Feeling restless and wretched

Let me give you a quick rundown of my weekend so far.  Thursday night was spent in one of those not fully awake therefor can’t get anything done/not able to fall asleep states.

I was however, supposed to accompany Caitlin skiing with the family she babysits for but texted her early Friday morning telling her I couldn’t make it.  She, of course, got mad at me so now I’m feeling guilty about that.  Its true I do have alot of schoolwork this weekend but if I’m being completely honest, I absolutely hate making commitments.  The idea of being obligated to do something makes me incredibly anxious.  Thats probably one of the reasons I’m terrible with my attendance.

The Iranian texted me to hang out Friday, which would have been perfect as I could let off some steam before devoting the rest of the weekend to homework.  But he canceled.

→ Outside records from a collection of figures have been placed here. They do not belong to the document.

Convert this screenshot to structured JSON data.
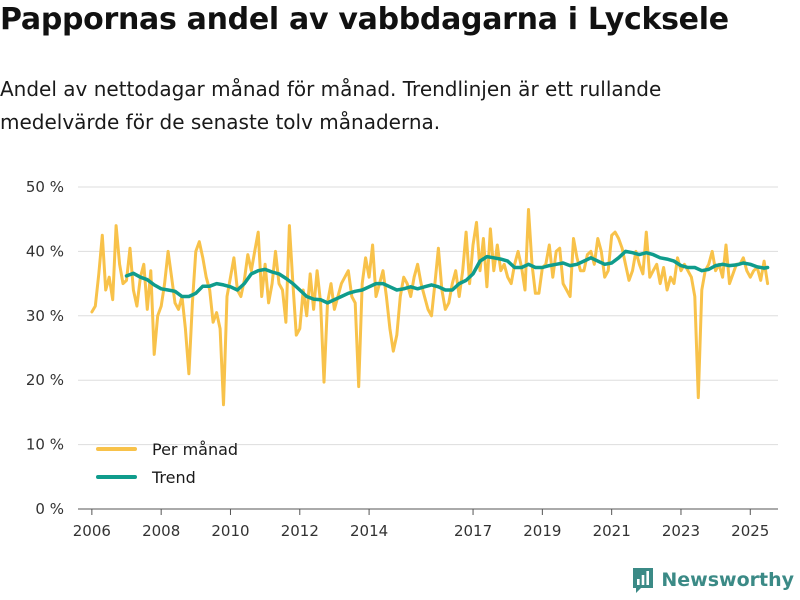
{
  "header": {
    "title": "Pappornas andel av vabbdagarna i Lycksele",
    "subtitle": "Andel av nettodagar månad för månad. Trendlinjen är ett rullande medelvärde för de senaste tolv månaderna."
  },
  "brand": {
    "name": "Newsworthy",
    "icon": "newsworthy-logo-icon",
    "color": "#3b8a86"
  },
  "chart_data": {
    "type": "line",
    "title": "Pappornas andel av vabbdagarna i Lycksele",
    "xlabel": "",
    "ylabel": "",
    "xlim": [
      2005.6,
      2025.8
    ],
    "ylim": [
      0,
      50
    ],
    "grid": true,
    "legend_position": "bottom-left",
    "y_ticks": [
      {
        "value": 0,
        "label": "0 %"
      },
      {
        "value": 10,
        "label": "10 %"
      },
      {
        "value": 20,
        "label": "20 %"
      },
      {
        "value": 30,
        "label": "30 %"
      },
      {
        "value": 40,
        "label": "40 %"
      },
      {
        "value": 50,
        "label": "50 %"
      }
    ],
    "x_ticks": [
      {
        "value": 2006,
        "label": "2006"
      },
      {
        "value": 2008,
        "label": "2008"
      },
      {
        "value": 2010,
        "label": "2010"
      },
      {
        "value": 2012,
        "label": "2012"
      },
      {
        "value": 2014,
        "label": "2014"
      },
      {
        "value": 2017,
        "label": "2017"
      },
      {
        "value": 2019,
        "label": "2019"
      },
      {
        "value": 2021,
        "label": "2021"
      },
      {
        "value": 2023,
        "label": "2023"
      },
      {
        "value": 2025,
        "label": "2025"
      }
    ],
    "series": [
      {
        "name": "Per månad",
        "color": "#f8c24a",
        "points": [
          [
            2006.0,
            30.6
          ],
          [
            2006.1,
            31.5
          ],
          [
            2006.2,
            36.5
          ],
          [
            2006.3,
            42.5
          ],
          [
            2006.4,
            34.0
          ],
          [
            2006.5,
            36.0
          ],
          [
            2006.6,
            32.5
          ],
          [
            2006.7,
            44.0
          ],
          [
            2006.8,
            38.0
          ],
          [
            2006.9,
            35.0
          ],
          [
            2007.0,
            35.5
          ],
          [
            2007.1,
            40.5
          ],
          [
            2007.2,
            34.0
          ],
          [
            2007.3,
            31.5
          ],
          [
            2007.4,
            36.0
          ],
          [
            2007.5,
            38.0
          ],
          [
            2007.6,
            31.0
          ],
          [
            2007.7,
            37.0
          ],
          [
            2007.8,
            24.0
          ],
          [
            2007.9,
            30.0
          ],
          [
            2008.0,
            31.5
          ],
          [
            2008.1,
            35.0
          ],
          [
            2008.2,
            40.0
          ],
          [
            2008.3,
            36.0
          ],
          [
            2008.4,
            32.0
          ],
          [
            2008.5,
            31.0
          ],
          [
            2008.6,
            33.0
          ],
          [
            2008.7,
            28.0
          ],
          [
            2008.8,
            21.0
          ],
          [
            2008.9,
            32.0
          ],
          [
            2009.0,
            40.0
          ],
          [
            2009.1,
            41.5
          ],
          [
            2009.2,
            39.0
          ],
          [
            2009.3,
            36.0
          ],
          [
            2009.4,
            34.0
          ],
          [
            2009.5,
            29.0
          ],
          [
            2009.6,
            30.5
          ],
          [
            2009.7,
            28.0
          ],
          [
            2009.8,
            16.2
          ],
          [
            2009.9,
            33.0
          ],
          [
            2010.0,
            36.0
          ],
          [
            2010.1,
            39.0
          ],
          [
            2010.2,
            34.0
          ],
          [
            2010.3,
            33.0
          ],
          [
            2010.4,
            35.5
          ],
          [
            2010.5,
            39.5
          ],
          [
            2010.6,
            37.0
          ],
          [
            2010.7,
            40.0
          ],
          [
            2010.8,
            43.0
          ],
          [
            2010.9,
            33.0
          ],
          [
            2011.0,
            38.0
          ],
          [
            2011.1,
            32.0
          ],
          [
            2011.2,
            35.0
          ],
          [
            2011.3,
            40.0
          ],
          [
            2011.4,
            35.0
          ],
          [
            2011.5,
            34.0
          ],
          [
            2011.6,
            29.0
          ],
          [
            2011.7,
            44.0
          ],
          [
            2011.8,
            35.0
          ],
          [
            2011.9,
            27.0
          ],
          [
            2012.0,
            28.0
          ],
          [
            2012.1,
            34.0
          ],
          [
            2012.2,
            30.0
          ],
          [
            2012.3,
            36.5
          ],
          [
            2012.4,
            31.0
          ],
          [
            2012.5,
            37.0
          ],
          [
            2012.6,
            32.0
          ],
          [
            2012.7,
            19.7
          ],
          [
            2012.8,
            32.0
          ],
          [
            2012.9,
            35.0
          ],
          [
            2013.0,
            31.0
          ],
          [
            2013.1,
            33.0
          ],
          [
            2013.2,
            35.0
          ],
          [
            2013.3,
            36.0
          ],
          [
            2013.4,
            37.0
          ],
          [
            2013.5,
            33.0
          ],
          [
            2013.6,
            32.0
          ],
          [
            2013.7,
            19.0
          ],
          [
            2013.8,
            35.0
          ],
          [
            2013.9,
            39.0
          ],
          [
            2014.0,
            36.0
          ],
          [
            2014.1,
            41.0
          ],
          [
            2014.2,
            33.0
          ],
          [
            2014.3,
            35.0
          ],
          [
            2014.4,
            37.0
          ],
          [
            2014.5,
            33.0
          ],
          [
            2014.6,
            28.0
          ],
          [
            2014.7,
            24.5
          ],
          [
            2014.8,
            27.0
          ],
          [
            2014.9,
            33.0
          ],
          [
            2015.0,
            36.0
          ],
          [
            2015.1,
            35.0
          ],
          [
            2015.2,
            33.0
          ],
          [
            2015.3,
            36.0
          ],
          [
            2015.4,
            38.0
          ],
          [
            2015.5,
            35.0
          ],
          [
            2015.6,
            33.0
          ],
          [
            2015.7,
            31.0
          ],
          [
            2015.8,
            30.0
          ],
          [
            2015.9,
            35.0
          ],
          [
            2016.0,
            40.5
          ],
          [
            2016.1,
            34.0
          ],
          [
            2016.2,
            31.0
          ],
          [
            2016.3,
            32.0
          ],
          [
            2016.4,
            35.0
          ],
          [
            2016.5,
            37.0
          ],
          [
            2016.6,
            33.0
          ],
          [
            2016.7,
            37.0
          ],
          [
            2016.8,
            43.0
          ],
          [
            2016.9,
            35.0
          ],
          [
            2017.0,
            41.0
          ],
          [
            2017.1,
            44.5
          ],
          [
            2017.2,
            37.0
          ],
          [
            2017.3,
            42.0
          ],
          [
            2017.4,
            34.5
          ],
          [
            2017.5,
            43.5
          ],
          [
            2017.6,
            37.0
          ],
          [
            2017.7,
            41.0
          ],
          [
            2017.8,
            37.0
          ],
          [
            2017.9,
            38.0
          ],
          [
            2018.0,
            36.0
          ],
          [
            2018.1,
            35.0
          ],
          [
            2018.2,
            38.0
          ],
          [
            2018.3,
            40.0
          ],
          [
            2018.4,
            37.5
          ],
          [
            2018.5,
            34.0
          ],
          [
            2018.6,
            46.5
          ],
          [
            2018.7,
            38.0
          ],
          [
            2018.8,
            33.5
          ],
          [
            2018.9,
            33.5
          ],
          [
            2019.0,
            37.5
          ],
          [
            2019.1,
            38.0
          ],
          [
            2019.2,
            41.0
          ],
          [
            2019.3,
            36.0
          ],
          [
            2019.4,
            40.0
          ],
          [
            2019.5,
            40.5
          ],
          [
            2019.6,
            35.0
          ],
          [
            2019.7,
            34.0
          ],
          [
            2019.8,
            33.0
          ],
          [
            2019.9,
            42.0
          ],
          [
            2020.0,
            39.0
          ],
          [
            2020.1,
            37.0
          ],
          [
            2020.2,
            37.0
          ],
          [
            2020.3,
            39.5
          ],
          [
            2020.4,
            40.0
          ],
          [
            2020.5,
            38.0
          ],
          [
            2020.6,
            42.0
          ],
          [
            2020.7,
            40.0
          ],
          [
            2020.8,
            36.0
          ],
          [
            2020.9,
            37.0
          ],
          [
            2021.0,
            42.5
          ],
          [
            2021.1,
            43.0
          ],
          [
            2021.2,
            42.0
          ],
          [
            2021.3,
            40.5
          ],
          [
            2021.4,
            38.0
          ],
          [
            2021.5,
            35.5
          ],
          [
            2021.6,
            37.0
          ],
          [
            2021.7,
            40.0
          ],
          [
            2021.8,
            38.0
          ],
          [
            2021.9,
            36.5
          ],
          [
            2022.0,
            43.0
          ],
          [
            2022.1,
            36.0
          ],
          [
            2022.2,
            37.0
          ],
          [
            2022.3,
            38.0
          ],
          [
            2022.4,
            35.0
          ],
          [
            2022.5,
            37.5
          ],
          [
            2022.6,
            34.0
          ],
          [
            2022.7,
            36.0
          ],
          [
            2022.8,
            35.0
          ],
          [
            2022.9,
            39.0
          ],
          [
            2023.0,
            37.0
          ],
          [
            2023.1,
            38.0
          ],
          [
            2023.2,
            37.0
          ],
          [
            2023.3,
            36.0
          ],
          [
            2023.4,
            33.0
          ],
          [
            2023.5,
            17.3
          ],
          [
            2023.6,
            34.0
          ],
          [
            2023.7,
            37.0
          ],
          [
            2023.8,
            38.0
          ],
          [
            2023.9,
            40.0
          ],
          [
            2024.0,
            37.0
          ],
          [
            2024.1,
            38.0
          ],
          [
            2024.2,
            36.0
          ],
          [
            2024.3,
            41.0
          ],
          [
            2024.4,
            35.0
          ],
          [
            2024.5,
            36.5
          ],
          [
            2024.6,
            38.0
          ],
          [
            2024.7,
            38.0
          ],
          [
            2024.8,
            39.0
          ],
          [
            2024.9,
            37.0
          ],
          [
            2025.0,
            36.0
          ],
          [
            2025.1,
            37.0
          ],
          [
            2025.2,
            37.5
          ],
          [
            2025.3,
            35.5
          ],
          [
            2025.4,
            38.5
          ],
          [
            2025.5,
            35.0
          ]
        ]
      },
      {
        "name": "Trend",
        "color": "#0f9c8c",
        "points": [
          [
            2007.0,
            36.2
          ],
          [
            2007.2,
            36.6
          ],
          [
            2007.4,
            36.0
          ],
          [
            2007.6,
            35.6
          ],
          [
            2007.8,
            34.8
          ],
          [
            2008.0,
            34.2
          ],
          [
            2008.2,
            34.0
          ],
          [
            2008.4,
            33.8
          ],
          [
            2008.6,
            33.0
          ],
          [
            2008.8,
            33.0
          ],
          [
            2009.0,
            33.5
          ],
          [
            2009.2,
            34.6
          ],
          [
            2009.4,
            34.6
          ],
          [
            2009.6,
            35.0
          ],
          [
            2009.8,
            34.8
          ],
          [
            2010.0,
            34.5
          ],
          [
            2010.2,
            34.0
          ],
          [
            2010.4,
            35.0
          ],
          [
            2010.6,
            36.5
          ],
          [
            2010.8,
            37.0
          ],
          [
            2011.0,
            37.2
          ],
          [
            2011.2,
            36.8
          ],
          [
            2011.4,
            36.5
          ],
          [
            2011.6,
            35.8
          ],
          [
            2011.8,
            35.0
          ],
          [
            2012.0,
            34.0
          ],
          [
            2012.2,
            33.0
          ],
          [
            2012.4,
            32.6
          ],
          [
            2012.6,
            32.5
          ],
          [
            2012.8,
            32.0
          ],
          [
            2013.0,
            32.5
          ],
          [
            2013.2,
            33.0
          ],
          [
            2013.4,
            33.5
          ],
          [
            2013.6,
            33.8
          ],
          [
            2013.8,
            34.0
          ],
          [
            2014.0,
            34.5
          ],
          [
            2014.2,
            35.0
          ],
          [
            2014.4,
            35.0
          ],
          [
            2014.6,
            34.5
          ],
          [
            2014.8,
            34.0
          ],
          [
            2015.0,
            34.2
          ],
          [
            2015.2,
            34.5
          ],
          [
            2015.4,
            34.2
          ],
          [
            2015.6,
            34.5
          ],
          [
            2015.8,
            34.8
          ],
          [
            2016.0,
            34.5
          ],
          [
            2016.2,
            34.0
          ],
          [
            2016.4,
            34.0
          ],
          [
            2016.6,
            35.0
          ],
          [
            2016.8,
            35.5
          ],
          [
            2017.0,
            36.5
          ],
          [
            2017.2,
            38.5
          ],
          [
            2017.4,
            39.2
          ],
          [
            2017.6,
            39.0
          ],
          [
            2017.8,
            38.8
          ],
          [
            2018.0,
            38.5
          ],
          [
            2018.2,
            37.5
          ],
          [
            2018.4,
            37.5
          ],
          [
            2018.6,
            38.0
          ],
          [
            2018.8,
            37.5
          ],
          [
            2019.0,
            37.5
          ],
          [
            2019.2,
            37.8
          ],
          [
            2019.4,
            38.0
          ],
          [
            2019.6,
            38.2
          ],
          [
            2019.8,
            37.8
          ],
          [
            2020.0,
            38.0
          ],
          [
            2020.2,
            38.5
          ],
          [
            2020.4,
            39.0
          ],
          [
            2020.6,
            38.5
          ],
          [
            2020.8,
            38.0
          ],
          [
            2021.0,
            38.2
          ],
          [
            2021.2,
            39.0
          ],
          [
            2021.4,
            40.0
          ],
          [
            2021.6,
            39.8
          ],
          [
            2021.8,
            39.5
          ],
          [
            2022.0,
            39.8
          ],
          [
            2022.2,
            39.5
          ],
          [
            2022.4,
            39.0
          ],
          [
            2022.6,
            38.8
          ],
          [
            2022.8,
            38.5
          ],
          [
            2023.0,
            37.8
          ],
          [
            2023.2,
            37.5
          ],
          [
            2023.4,
            37.5
          ],
          [
            2023.6,
            37.0
          ],
          [
            2023.8,
            37.2
          ],
          [
            2024.0,
            37.8
          ],
          [
            2024.2,
            38.0
          ],
          [
            2024.4,
            37.8
          ],
          [
            2024.6,
            37.9
          ],
          [
            2024.8,
            38.2
          ],
          [
            2025.0,
            38.0
          ],
          [
            2025.2,
            37.6
          ],
          [
            2025.4,
            37.4
          ],
          [
            2025.5,
            37.5
          ]
        ]
      }
    ]
  }
}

I then decided to take a sleeping pill in an attempt to get some rest and regulate my schedule.  I’ve been feeling exhausted lately but I suppose its all psychological since I have an assignment coming up.  The pill didn’t wear off for 17 hours so I slept in till about 3.

So far I’ve gotten nothing done and the idea of hanging out with the Iranian tonight just isn’t that appealing.  I have this urge to get ready and go out but the same time I want to stay in.   I feel so horribly restless and guilty and useless and lazy all at once.  I feel like the weekend has been a total failure and yet I’m not willing to do what I need to do to salvage it.  All I want to do is tear my hair out.